Time Warner Inc. shareholders were in a marrying mood Wednesday, voting to sell the entertainment company to telecommunications giant AT&T for $85.4-billion.
Stockholders representing nearly 79% of the outstanding Time Warner shares approved the merger agreement, according to a preliminary count of votes during a special shareholder meeting in Atlanta.
The blockbuster stock and cash deal would transform Dallas-based AT&T into a phone and television behemoth with such prominent media assets as CNN, HBO, TBS, Cartoon Network and the Warner Bros. studio in Burbank. AT&T has shown a voracious appetite for new properties as the mobile phone market matures and revenue stalls. AT&T purchased DirecTV nearly two years ago to become the nation's largest pay-TV company.
The AT&T-Time Warner deal — which must win the blessing of the U.S. Department of Justice and perhaps the Federal Communications Commission — would end the independent ownership of the nation's third-largest entertainment company.
Time Warner Inc. was stitched together from the Time Inc. magazine empire, Ted Turner's stable of cable television channels and the storied Warner Bros. studio that was formed by the four Warner brothers nearly a century ago.
But in the last decade, under Chairman and Chief Executive Jeff Bewkes, Time steadily shed slower-growing assets, including magazines, the former Time Warner Cable pay-TV service and AOL, which tarnished the company's reputation as the biggest failed media merger in history. By slimming down the company, Bewkes made it more attractive to a takeover.
Time Warner fought off the advances of Rupert Murdoch's 21st Century Fox two and a half years ago, but on Oct. 22, agreed to AT&T's more handsome offer of $107.50 a share. The deal price represented a 35% premium over what Time Warner's shares had been trading for in the week before the deal became public.
"We think this transaction makes sense strategically and financially," Bewkes told shareholders who traveled to the Omni Atlanta Hotel near CNN's Atlanta headquarters for the meeting. "The video marketplace is changing rapidly, and it is becoming clear that just producing great content is no longer enough. We need to deliver great consumer experiences."
AT&T and Time Warner are bracing for more turmoil in the media industry as consumers opt for smaller cable bundles and other video-on-demand platforms so they can avoid commercials. AT&T wants to own some of the most popular TV channels around as a way to hedge its bets and figure out ways to deliver advertising that is more relevant to consumers.

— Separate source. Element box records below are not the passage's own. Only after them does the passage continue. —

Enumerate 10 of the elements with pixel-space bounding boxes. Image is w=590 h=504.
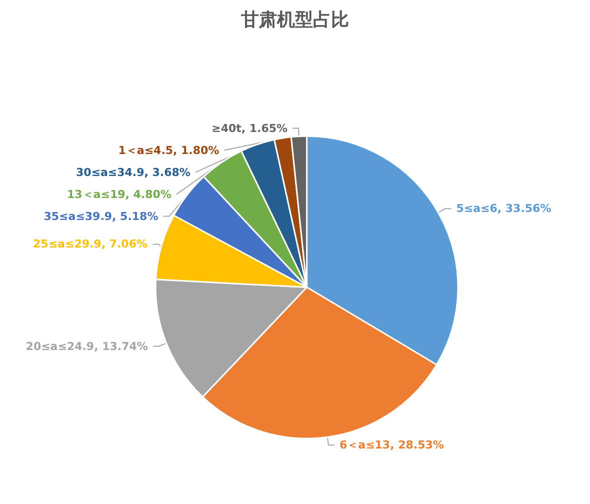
slice-label: 35≤a≤39.9, 5.18% <box>44 210 158 223</box>
slice-label: ≥40t, 1.65% <box>212 122 288 135</box>
slice-label: 1＜a≤4.5, 1.80% <box>118 144 220 157</box>
slice-label: 20≤a≤24.9, 13.74% <box>26 340 148 353</box>
slice-label: 6＜a≤13, 28.53% <box>339 438 444 452</box>
slice-label: 30≤a≤34.9, 3.68% <box>76 166 190 179</box>
chart-title: 甘肃机型占比 <box>240 10 349 30</box>
slice-label: 13＜a≤19, 4.80% <box>67 188 172 201</box>
slice-label: 5≤a≤6, 33.56% <box>456 202 552 216</box>
slice-label: 25≤a≤29.9, 7.06% <box>33 238 148 251</box>
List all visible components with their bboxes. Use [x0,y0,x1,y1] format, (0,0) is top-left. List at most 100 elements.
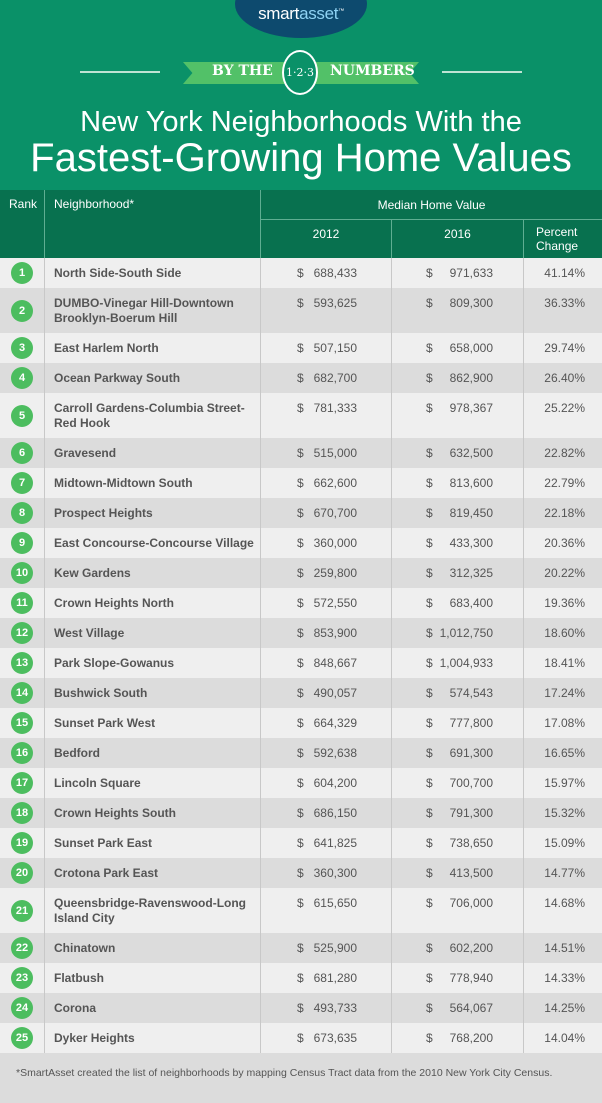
rank-badge: 21 [11,899,33,922]
neighborhood-name: Park Slope-Gowanus [44,648,260,678]
currency-symbol: $ [297,866,304,880]
table-row: 2 DUMBO-Vinegar Hill-Downtown Brooklyn-Bo… [0,288,602,333]
smartasset-logo: smartasset™ [235,0,367,38]
neighborhood-name: Corona [44,993,260,1023]
neighborhood-name: Flatbush [44,963,260,993]
rank-badge: 9 [11,532,33,554]
value-2016: 413,500 [449,866,493,880]
value-2012: 507,150 [313,341,357,355]
rank-badge: 4 [11,367,33,389]
value-2012: 615,650 [313,896,357,910]
value-2012-cell: $686,150 [260,798,391,828]
value-2016: 778,940 [449,971,493,985]
rank-badge: 17 [11,772,33,794]
percent-change: 14.68% [523,888,602,933]
currency-symbol: $ [426,626,433,640]
currency-symbol: $ [297,506,304,520]
percent-change: 17.24% [523,678,602,708]
value-2012-cell: $670,700 [260,498,391,528]
currency-symbol: $ [426,296,433,310]
currency-symbol: $ [297,296,304,310]
currency-symbol: $ [297,401,304,415]
value-2012-cell: $360,000 [260,528,391,558]
table-row: 6 Gravesend $515,000 $632,500 22.82% [0,438,602,468]
currency-symbol: $ [426,1031,433,1045]
currency-symbol: $ [426,341,433,355]
value-2016-cell: $691,300 [391,738,523,768]
value-2016: 768,200 [449,1031,493,1045]
percent-change: 18.41% [523,648,602,678]
currency-symbol: $ [426,476,433,490]
value-2012: 848,667 [313,656,357,670]
percent-change: 16.65% [523,738,602,768]
value-2012-cell: $682,700 [260,363,391,393]
percent-change: 41.14% [523,258,602,288]
value-2012: 662,600 [313,476,357,490]
logo-tm: ™ [338,8,344,15]
value-2012-cell: $848,667 [260,648,391,678]
percent-change: 15.97% [523,768,602,798]
value-2012-cell: $781,333 [260,393,391,438]
banner-rule-left [80,71,160,73]
value-2012-cell: $593,625 [260,288,391,333]
table-row: 18 Crown Heights South $686,150 $791,300 15.… [0,798,602,828]
currency-symbol: $ [297,716,304,730]
value-2012-cell: $688,433 [260,258,391,288]
value-2012-cell: $662,600 [260,468,391,498]
value-2016-cell: $809,300 [391,288,523,333]
value-2016: 738,650 [449,836,493,850]
value-2012-cell: $673,635 [260,1023,391,1053]
value-2012: 673,635 [313,1031,357,1045]
currency-symbol: $ [426,686,433,700]
value-2016-cell: $1,012,750 [391,618,523,648]
value-2012-cell: $360,300 [260,858,391,888]
value-2016: 706,000 [449,896,493,910]
header-percent-change: Percent Change [523,220,593,258]
currency-symbol: $ [297,626,304,640]
currency-symbol: $ [426,566,433,580]
percent-change: 20.22% [523,558,602,588]
neighborhood-name: Sunset Park West [44,708,260,738]
neighborhood-name: Kew Gardens [44,558,260,588]
value-2016: 1,012,750 [439,626,493,640]
value-2016-cell: $791,300 [391,798,523,828]
neighborhood-name: Ocean Parkway South [44,363,260,393]
value-2012: 688,433 [313,266,357,280]
rank-badge: 13 [11,652,33,674]
neighborhood-name: Bushwick South [44,678,260,708]
value-2012: 360,300 [313,866,357,880]
rank-badge: 18 [11,802,33,824]
table-row: 14 Bushwick South $490,057 $574,543 17.24% [0,678,602,708]
rank-badge: 22 [11,937,33,959]
percent-change: 22.18% [523,498,602,528]
currency-symbol: $ [426,971,433,985]
neighborhood-name: Gravesend [44,438,260,468]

Rather than simply competing with mobile phone companies Verizon, Sprint and T-Mobile, AT&T sees as big a threat from Silicon Valley technology giants such as Google, which is the nation's largest ad seller, device maker Apple Inc. and Netflix.
Two shareholders spoke during Wednesday's meeting.
"Why did you plow ahead with the merger in October? What was the rush?" demanded Mindy Wasserman, a shareholder from Boston. Is talent "willing to work for a Warner Bros. that is owned by AT&T?"
When Bewkes said yes, Wasserman immediately challenged him, saying: "Even J.K. Rowling?"
The second shareholder, Alice La Brie, who previously worked at the Warner Bros. studio in Burbank, lavished praise on Bewkes and his management team. "That's very kind of you," Bewkes said. He said that he would stick around for at least a year after the deal closes to help lead the integration.
Shareholders also approved a compensation plan for ranking Time Warner executives. The heads of the company's three divisions are expected to remain.
Wall Street is betting that the deal is approved. Time Warner shares closed down 7 cents to $96.32. The shares are trading at their highest levels in five years.